WASHINGTON (Nov. 29)
Israeli Ambassador Simcha Dinitz said here yesterday that he saw nothing new in the statement issued by Arab leaders attending the summit conference that a settlement would depend on Israeli withdrawal from all occupied territories, especially Jerusalem, and the restoration of the rights of the Palestinian people. He told reporters that this declaration, issued yesterday at the end of the summit meeting, was not an impediment to peace talks since the Arabs did not make Israeli withdrawal a condition for negotiations. They had posed such a requirement before the Yom Kippur War erupted, he noted.
Meanwhile, elements of flexibility were seen today by senior United States officials here in the Arab summit conference statement. These officials pointed out nuances that lend encouragement towards maintenance of the momentum for a peace conference between the Arabs and Israelis. It was pointed out, for example, that while the Saudi Arabians had been saying, before the summit conference, that they would not modify their position on the oil embargo, the conference indicated that the embargo would depend on progress toward their goals at the Geneva conference.

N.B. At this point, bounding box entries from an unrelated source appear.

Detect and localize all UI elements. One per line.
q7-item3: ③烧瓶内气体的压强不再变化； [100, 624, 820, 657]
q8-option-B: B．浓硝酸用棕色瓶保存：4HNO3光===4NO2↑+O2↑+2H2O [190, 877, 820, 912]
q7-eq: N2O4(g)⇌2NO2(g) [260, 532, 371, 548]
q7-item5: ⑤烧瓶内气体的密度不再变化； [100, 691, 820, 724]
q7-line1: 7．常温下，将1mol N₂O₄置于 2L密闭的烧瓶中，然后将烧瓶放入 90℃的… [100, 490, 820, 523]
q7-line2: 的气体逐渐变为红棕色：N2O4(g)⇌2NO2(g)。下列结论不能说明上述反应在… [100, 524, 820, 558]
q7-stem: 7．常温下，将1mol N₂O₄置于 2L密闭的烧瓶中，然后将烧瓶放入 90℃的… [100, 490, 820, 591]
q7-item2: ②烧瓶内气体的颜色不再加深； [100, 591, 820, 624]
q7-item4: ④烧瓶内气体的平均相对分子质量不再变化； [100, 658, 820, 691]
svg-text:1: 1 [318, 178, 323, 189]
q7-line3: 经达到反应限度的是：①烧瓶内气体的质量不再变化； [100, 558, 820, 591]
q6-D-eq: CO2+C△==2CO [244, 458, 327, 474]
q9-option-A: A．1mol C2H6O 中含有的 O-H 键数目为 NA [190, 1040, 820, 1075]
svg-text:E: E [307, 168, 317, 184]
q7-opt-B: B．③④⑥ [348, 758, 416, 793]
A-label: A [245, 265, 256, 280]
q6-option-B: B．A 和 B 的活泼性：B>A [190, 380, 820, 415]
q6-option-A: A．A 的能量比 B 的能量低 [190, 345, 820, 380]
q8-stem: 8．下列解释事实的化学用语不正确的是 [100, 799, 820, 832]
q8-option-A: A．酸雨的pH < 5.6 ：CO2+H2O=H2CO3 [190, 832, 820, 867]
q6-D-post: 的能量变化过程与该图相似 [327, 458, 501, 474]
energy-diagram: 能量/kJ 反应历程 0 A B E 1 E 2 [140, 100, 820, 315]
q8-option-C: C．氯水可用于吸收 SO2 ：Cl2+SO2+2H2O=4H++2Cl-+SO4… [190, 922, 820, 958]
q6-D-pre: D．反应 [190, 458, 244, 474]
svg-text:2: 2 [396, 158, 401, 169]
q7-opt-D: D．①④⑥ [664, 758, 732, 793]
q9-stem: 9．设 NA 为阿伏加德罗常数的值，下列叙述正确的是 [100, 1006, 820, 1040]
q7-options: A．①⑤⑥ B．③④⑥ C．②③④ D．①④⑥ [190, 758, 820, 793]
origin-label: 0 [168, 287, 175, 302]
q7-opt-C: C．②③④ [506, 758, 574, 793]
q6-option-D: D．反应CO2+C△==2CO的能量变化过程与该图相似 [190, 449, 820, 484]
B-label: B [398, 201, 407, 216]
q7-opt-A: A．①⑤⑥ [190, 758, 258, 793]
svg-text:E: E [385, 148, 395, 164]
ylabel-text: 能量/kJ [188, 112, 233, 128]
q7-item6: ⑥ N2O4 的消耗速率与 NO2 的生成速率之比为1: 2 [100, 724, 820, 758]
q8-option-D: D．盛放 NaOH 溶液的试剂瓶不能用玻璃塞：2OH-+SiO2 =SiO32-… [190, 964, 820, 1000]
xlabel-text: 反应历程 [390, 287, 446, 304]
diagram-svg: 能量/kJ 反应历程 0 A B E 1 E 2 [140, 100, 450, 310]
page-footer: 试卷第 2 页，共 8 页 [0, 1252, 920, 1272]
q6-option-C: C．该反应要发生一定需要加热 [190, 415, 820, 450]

In addition, the U.S. sources noted that the Arab summit could have established a Palestinian government in exile but this was not done. Jordan was left with room for maneuver in that the way was left open for King Hussein to participate in the Geneva conference. Hussein’s government was severely criticized at the Arab summit both for the King’s position towards the Yom Kippur War and his attitude towards the Palestinians and the West Bank.